I asked if it took a while for the now-iconic role of McNulty to have an affect on his career (as he noted, after its American debut, it took a few years for the program to be shown in England). Though 'The Wire' was low-rated during its HBO run, its reputation has only grown since it went off the air in 2008.

"I was very aware of [the show's cult status] coming home to the U.K., because no one had seen it and it was only three years in when people started watching it [in the U.K.]. They were initially a very select, secret cult of people who were watching 'The Wire,'" West said with a laugh. "That's the nature of the program, really, and certainly the nature of its success is that it was a very slow burn and more profound a burn as a result. People are still coming up to me now, saying 'I've just watched it' or, actually, most people now are coming up and saying 'I've watched it for the third time and it's great.' [The show made viewers] work hard and there was not this sort of instant payoff; I think it was the writer's objective for the payoff to be harder [to achieve] but much more profound as a result. In the same way, its success and its fame have been longer-lasting as a result of the fact that it was slower and harder to achieve."

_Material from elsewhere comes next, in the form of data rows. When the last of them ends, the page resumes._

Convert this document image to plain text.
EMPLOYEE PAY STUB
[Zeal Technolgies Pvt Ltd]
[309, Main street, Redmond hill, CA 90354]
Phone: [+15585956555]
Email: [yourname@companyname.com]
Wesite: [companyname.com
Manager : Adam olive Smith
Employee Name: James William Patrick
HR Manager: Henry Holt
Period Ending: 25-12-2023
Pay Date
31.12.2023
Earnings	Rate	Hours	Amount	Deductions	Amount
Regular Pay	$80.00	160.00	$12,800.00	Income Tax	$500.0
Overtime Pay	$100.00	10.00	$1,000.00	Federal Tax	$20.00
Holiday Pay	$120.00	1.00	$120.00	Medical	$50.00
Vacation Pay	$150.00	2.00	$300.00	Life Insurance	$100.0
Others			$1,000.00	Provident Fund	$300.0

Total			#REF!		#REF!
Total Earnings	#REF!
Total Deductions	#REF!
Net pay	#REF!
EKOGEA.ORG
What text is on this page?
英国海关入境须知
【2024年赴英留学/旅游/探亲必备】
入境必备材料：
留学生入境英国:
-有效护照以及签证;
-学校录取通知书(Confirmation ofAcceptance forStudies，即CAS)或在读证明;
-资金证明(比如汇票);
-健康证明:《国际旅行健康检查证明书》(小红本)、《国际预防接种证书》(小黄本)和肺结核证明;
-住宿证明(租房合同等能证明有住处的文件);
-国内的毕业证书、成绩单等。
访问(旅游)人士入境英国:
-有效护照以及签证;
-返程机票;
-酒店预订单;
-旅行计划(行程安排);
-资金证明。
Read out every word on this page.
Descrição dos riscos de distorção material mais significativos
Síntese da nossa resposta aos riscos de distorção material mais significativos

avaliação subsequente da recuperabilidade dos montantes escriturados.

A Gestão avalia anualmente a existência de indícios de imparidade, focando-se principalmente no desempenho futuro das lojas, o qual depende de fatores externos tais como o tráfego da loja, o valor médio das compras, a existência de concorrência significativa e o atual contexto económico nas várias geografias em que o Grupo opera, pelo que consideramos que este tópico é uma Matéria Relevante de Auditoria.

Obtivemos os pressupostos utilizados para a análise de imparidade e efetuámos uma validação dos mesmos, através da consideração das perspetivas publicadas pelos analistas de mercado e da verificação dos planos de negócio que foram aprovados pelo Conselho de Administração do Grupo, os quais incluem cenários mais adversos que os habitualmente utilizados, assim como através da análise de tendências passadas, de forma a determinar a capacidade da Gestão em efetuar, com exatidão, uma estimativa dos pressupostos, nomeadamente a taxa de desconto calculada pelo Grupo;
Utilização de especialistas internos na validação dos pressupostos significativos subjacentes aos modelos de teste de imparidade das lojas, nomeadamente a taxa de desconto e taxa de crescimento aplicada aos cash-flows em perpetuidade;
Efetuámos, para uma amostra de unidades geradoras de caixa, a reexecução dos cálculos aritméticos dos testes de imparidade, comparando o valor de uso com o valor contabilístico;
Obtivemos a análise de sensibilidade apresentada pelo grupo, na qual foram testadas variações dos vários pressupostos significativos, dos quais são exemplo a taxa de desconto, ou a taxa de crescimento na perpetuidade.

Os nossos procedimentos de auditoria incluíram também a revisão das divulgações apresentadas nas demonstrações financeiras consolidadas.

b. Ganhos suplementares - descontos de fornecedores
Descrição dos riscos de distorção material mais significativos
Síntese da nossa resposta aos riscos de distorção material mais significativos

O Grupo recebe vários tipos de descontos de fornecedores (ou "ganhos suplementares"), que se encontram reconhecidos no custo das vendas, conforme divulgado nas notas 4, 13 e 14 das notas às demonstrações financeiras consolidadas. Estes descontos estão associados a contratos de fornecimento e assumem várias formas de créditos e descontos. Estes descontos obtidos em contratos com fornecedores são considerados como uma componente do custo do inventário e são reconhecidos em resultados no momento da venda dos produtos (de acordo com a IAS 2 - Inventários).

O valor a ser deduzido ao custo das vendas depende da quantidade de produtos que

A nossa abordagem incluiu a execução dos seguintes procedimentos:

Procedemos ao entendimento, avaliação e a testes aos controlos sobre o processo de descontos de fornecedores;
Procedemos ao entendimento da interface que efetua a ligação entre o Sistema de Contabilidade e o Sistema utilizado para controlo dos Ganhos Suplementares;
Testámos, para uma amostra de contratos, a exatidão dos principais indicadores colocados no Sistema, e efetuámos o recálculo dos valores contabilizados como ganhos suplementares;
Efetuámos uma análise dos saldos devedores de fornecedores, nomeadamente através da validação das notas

Does he miss the role of Detective Jimmy McNulty?

"I don't really miss the role, no," West replied affably. "I always found it very difficult, particularly the accent. But I miss the people, although I do see them very regularly." He noted that he's still in touch with 'The Wire' creator David Simon and might direct an upcoming episode of Simon's new HBO show, 'Treme.'

"Part of what I like about acting is that every job is a finite entity that one does and moves on," he said of his time on 'The Wire.' "The difficulty with episodic television is that it seems to go on forever [but] it's always good to move on. Even though I spend most of my days talking about it."